I am still learning how to be a mom. I'm learning daily. I don't always get it right. I have a great child, but she's a child! A normal child who wants her way a lot of time, she pitches fits, she tells me no, she cries when I make her go to the potty, she gets mad that she has to sit in the buggy. And I am learning how to handle these situations right. And I certainly fail a lot of times. But I try daily to deal with these issues correctly. I don't want to become angry when I get frustrated, but I am human and I do get upset. My patience runs low some days. But more then anything I do not want to put unhealthy expectations on my child. I don't want her to ever feel like she has to be perfect or that she disappoints me because she does things differently then I do. We are both individuals and we'll see things different.
Gianna is not perfection - in my eyes I couldn't imagine her any differently but that doesn't mean she's perfect. I love her because of her flaws! And she loves me in spite of my flaws. And although I want to help shape her and mold her in the end I want to help her become a person that is confident enough in herself to be ok with not thinking the same way I do. I feel like so many parents expect their kids to grow up and do things they way they like them done, or think the way they like to think or be who they think they should be. I want Giana to be her own person, to think feel and decide for herself. Does that mean I'm going to step back and allow her to do whatever she jolly well pleases? No way, but I do want to feel confident that I did my "job" as a parent to teach her right from wrong and realize the rest is up to her.
I see parents who have children who have gone "astray" or taken a wrong path in life and they immediately start blaming themselves and give up on their other children. I don't see the point in that at all....just because one CHOSE to do wrong doesn't mean you did a bad job of teaching the difference. Everyone has their own will and God doesn't force our will and parents shouldn't do the same. It is our "job" to love them through those situations and issues. God didn't turn His back on us when we went astray and we shouldn't turn our back on our children when they go astray. I truly believe that love can bring someone back. When you turn your back on someone you are essentially telling them that they aren't good enough and that you are better then them. Do we really want our children to feel that well? How awful. I can't imagine doing that to Gianna, EVER. She is my pride and joy and even though she frustrates the crap out of me I still love her endlessly.
Motherhood was not on my list of "to-do's" in life. I never planned to have children. I wouldn't change things now that I have one but I didn't ever gear myself up to be a mother.

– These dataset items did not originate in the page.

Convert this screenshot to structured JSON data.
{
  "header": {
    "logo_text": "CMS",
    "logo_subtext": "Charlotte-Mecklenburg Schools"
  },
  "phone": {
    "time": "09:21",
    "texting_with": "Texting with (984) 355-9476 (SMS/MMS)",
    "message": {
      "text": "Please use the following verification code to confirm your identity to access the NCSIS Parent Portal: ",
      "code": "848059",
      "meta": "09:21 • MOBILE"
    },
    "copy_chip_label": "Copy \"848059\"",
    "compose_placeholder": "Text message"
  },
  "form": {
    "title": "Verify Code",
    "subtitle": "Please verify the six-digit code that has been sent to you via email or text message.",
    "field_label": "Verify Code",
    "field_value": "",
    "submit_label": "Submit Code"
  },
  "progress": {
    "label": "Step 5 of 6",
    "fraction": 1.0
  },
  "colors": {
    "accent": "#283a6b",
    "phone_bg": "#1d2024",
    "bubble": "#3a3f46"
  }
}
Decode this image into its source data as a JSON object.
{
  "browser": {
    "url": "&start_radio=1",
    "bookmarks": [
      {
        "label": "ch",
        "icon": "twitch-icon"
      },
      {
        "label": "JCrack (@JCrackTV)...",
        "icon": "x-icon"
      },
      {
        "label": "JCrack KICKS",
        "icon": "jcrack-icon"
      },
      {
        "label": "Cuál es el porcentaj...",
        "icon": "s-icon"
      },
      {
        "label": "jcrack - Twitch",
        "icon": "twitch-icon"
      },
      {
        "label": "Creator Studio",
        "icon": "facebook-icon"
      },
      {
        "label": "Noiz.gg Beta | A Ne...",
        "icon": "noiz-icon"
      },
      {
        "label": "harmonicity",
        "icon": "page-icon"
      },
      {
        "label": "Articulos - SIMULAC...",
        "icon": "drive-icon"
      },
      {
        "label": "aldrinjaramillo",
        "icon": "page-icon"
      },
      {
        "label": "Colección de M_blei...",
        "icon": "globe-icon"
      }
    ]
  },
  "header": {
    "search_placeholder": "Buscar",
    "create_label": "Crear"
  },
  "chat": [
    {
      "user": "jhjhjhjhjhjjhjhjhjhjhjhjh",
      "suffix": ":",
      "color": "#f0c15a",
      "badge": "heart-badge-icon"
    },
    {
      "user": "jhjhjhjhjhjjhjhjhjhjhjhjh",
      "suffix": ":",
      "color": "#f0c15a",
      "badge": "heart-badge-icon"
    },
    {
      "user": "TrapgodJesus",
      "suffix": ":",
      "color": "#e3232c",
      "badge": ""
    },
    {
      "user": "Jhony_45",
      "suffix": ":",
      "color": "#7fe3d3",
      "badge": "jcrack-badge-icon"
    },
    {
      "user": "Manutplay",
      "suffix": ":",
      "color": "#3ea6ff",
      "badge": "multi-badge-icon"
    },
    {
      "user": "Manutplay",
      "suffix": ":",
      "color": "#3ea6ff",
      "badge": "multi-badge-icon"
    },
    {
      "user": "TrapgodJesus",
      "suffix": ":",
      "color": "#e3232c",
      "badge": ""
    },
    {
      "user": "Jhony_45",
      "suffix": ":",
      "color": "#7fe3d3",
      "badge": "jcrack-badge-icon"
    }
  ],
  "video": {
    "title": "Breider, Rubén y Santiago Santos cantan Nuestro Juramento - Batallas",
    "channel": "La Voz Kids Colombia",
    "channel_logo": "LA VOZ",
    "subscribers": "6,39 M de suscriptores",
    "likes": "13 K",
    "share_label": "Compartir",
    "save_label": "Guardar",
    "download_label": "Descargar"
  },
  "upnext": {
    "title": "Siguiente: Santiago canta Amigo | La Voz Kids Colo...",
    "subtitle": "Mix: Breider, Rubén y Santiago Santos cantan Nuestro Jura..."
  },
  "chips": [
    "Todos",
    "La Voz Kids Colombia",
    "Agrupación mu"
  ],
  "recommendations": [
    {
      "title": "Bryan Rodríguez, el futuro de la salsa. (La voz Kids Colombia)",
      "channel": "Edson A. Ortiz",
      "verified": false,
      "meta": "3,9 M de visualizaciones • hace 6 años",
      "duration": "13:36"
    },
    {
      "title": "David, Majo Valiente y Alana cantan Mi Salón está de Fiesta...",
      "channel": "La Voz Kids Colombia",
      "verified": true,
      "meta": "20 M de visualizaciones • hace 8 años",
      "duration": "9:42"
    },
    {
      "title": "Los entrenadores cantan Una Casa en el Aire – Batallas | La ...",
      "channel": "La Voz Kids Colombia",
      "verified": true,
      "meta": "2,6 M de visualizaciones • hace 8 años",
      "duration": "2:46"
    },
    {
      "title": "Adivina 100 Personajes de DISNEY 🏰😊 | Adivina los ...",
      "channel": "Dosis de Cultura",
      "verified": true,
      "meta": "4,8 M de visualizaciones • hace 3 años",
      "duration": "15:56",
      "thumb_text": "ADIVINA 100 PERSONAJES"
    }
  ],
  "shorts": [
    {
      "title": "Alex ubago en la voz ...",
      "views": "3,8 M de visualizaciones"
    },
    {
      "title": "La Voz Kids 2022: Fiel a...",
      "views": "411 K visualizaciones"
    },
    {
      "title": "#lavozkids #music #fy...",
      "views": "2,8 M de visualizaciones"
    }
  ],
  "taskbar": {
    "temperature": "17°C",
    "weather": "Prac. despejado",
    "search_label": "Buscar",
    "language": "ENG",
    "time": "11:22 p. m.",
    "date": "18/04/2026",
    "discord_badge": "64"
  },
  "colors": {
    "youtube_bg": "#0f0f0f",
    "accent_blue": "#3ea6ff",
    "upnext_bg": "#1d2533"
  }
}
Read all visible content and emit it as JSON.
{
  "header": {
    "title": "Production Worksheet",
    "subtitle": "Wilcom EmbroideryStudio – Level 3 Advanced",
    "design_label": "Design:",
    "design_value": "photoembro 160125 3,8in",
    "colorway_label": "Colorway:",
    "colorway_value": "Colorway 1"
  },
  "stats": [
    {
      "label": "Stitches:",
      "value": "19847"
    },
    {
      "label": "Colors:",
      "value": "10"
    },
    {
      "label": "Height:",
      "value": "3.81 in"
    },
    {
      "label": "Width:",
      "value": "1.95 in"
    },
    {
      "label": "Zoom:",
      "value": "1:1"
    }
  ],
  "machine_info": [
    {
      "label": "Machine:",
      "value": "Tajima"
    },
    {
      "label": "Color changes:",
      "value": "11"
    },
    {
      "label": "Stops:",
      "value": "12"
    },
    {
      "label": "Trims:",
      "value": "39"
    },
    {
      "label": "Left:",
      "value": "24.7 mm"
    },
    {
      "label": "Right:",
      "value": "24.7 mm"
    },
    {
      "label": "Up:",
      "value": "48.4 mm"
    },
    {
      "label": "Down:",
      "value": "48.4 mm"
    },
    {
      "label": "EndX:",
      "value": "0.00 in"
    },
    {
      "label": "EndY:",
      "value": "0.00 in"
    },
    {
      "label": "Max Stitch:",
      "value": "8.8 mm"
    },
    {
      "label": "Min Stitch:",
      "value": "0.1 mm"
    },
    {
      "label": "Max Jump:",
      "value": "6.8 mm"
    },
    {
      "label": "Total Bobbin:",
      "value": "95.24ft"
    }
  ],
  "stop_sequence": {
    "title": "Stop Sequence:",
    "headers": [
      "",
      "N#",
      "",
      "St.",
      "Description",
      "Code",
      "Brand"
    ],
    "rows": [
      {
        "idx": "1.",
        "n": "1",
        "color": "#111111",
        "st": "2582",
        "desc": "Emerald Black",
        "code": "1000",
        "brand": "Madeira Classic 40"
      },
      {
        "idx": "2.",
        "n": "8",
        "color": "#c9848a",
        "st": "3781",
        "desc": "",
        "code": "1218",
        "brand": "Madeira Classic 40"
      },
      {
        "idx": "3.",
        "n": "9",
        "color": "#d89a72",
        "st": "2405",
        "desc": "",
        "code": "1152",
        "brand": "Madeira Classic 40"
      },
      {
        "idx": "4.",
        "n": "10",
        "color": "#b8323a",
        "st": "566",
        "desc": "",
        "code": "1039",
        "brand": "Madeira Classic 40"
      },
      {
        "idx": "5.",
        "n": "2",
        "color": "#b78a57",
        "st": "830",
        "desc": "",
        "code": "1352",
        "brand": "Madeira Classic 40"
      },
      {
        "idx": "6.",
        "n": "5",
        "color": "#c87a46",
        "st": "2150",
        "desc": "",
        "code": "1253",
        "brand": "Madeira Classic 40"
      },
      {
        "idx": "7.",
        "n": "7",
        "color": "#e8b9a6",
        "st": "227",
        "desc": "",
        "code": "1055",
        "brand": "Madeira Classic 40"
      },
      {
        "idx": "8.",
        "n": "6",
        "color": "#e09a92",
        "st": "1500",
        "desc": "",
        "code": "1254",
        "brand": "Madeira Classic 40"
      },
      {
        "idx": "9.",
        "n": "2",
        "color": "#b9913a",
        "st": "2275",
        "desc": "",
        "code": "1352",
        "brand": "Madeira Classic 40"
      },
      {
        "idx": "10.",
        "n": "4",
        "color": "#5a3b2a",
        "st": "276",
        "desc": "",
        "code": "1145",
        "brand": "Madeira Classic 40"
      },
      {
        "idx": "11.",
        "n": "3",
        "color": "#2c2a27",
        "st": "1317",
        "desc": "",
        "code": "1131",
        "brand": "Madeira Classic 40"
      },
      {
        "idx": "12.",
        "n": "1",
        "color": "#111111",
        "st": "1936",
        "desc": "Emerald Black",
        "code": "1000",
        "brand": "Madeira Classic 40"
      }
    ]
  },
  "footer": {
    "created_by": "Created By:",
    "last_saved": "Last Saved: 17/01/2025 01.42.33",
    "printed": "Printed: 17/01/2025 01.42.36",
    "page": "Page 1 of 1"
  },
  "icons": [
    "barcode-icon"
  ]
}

I wanted to be a wife but never a mother. I've seen so many women struggle as mom's and I was so scared that I too would "fail" or fail my child by expecting unrealistic things from her. I never want my child to feel she isn't good enough for me or to feel insecure about being herself around me. That's my biggest goal as a mother. I know my methods may not work for everyone. Everyone parents and trains their child differently. I try not to judge but it's hard when I see things that obviously aren't working! Lol! But I always try to remember that someone else may be looking at me the same way.....
I do hope that I turn out, in the end, to be a good mother. Perhaps I think and worry about it too much but at least I don't NOT care at all!
Your a great mother! Gianna loves you so much. I don't think we ever stop learning as mothers... Something new is thrown at us everyday. Some good and some bad! But its been such a wonderful journey so far. Yes sometimes I could pull my hair out but its all worth it. lol Don't ever doubt yourself in that area! Just because you weren't planning to have children... Remember God laughs at our plans. We may not be Susie Homemaker with 4 kids but I think we do a pretty good job! *Insert big smiles* :)
ReplyDeleteThanks, girl, for all your support and encouragement! You have no idea how much it's helped me since we met. I feel so overwhelmed and discouraged some days and it's nice to know someone understands where I am and doesn't look down on me because I'm having a bad day!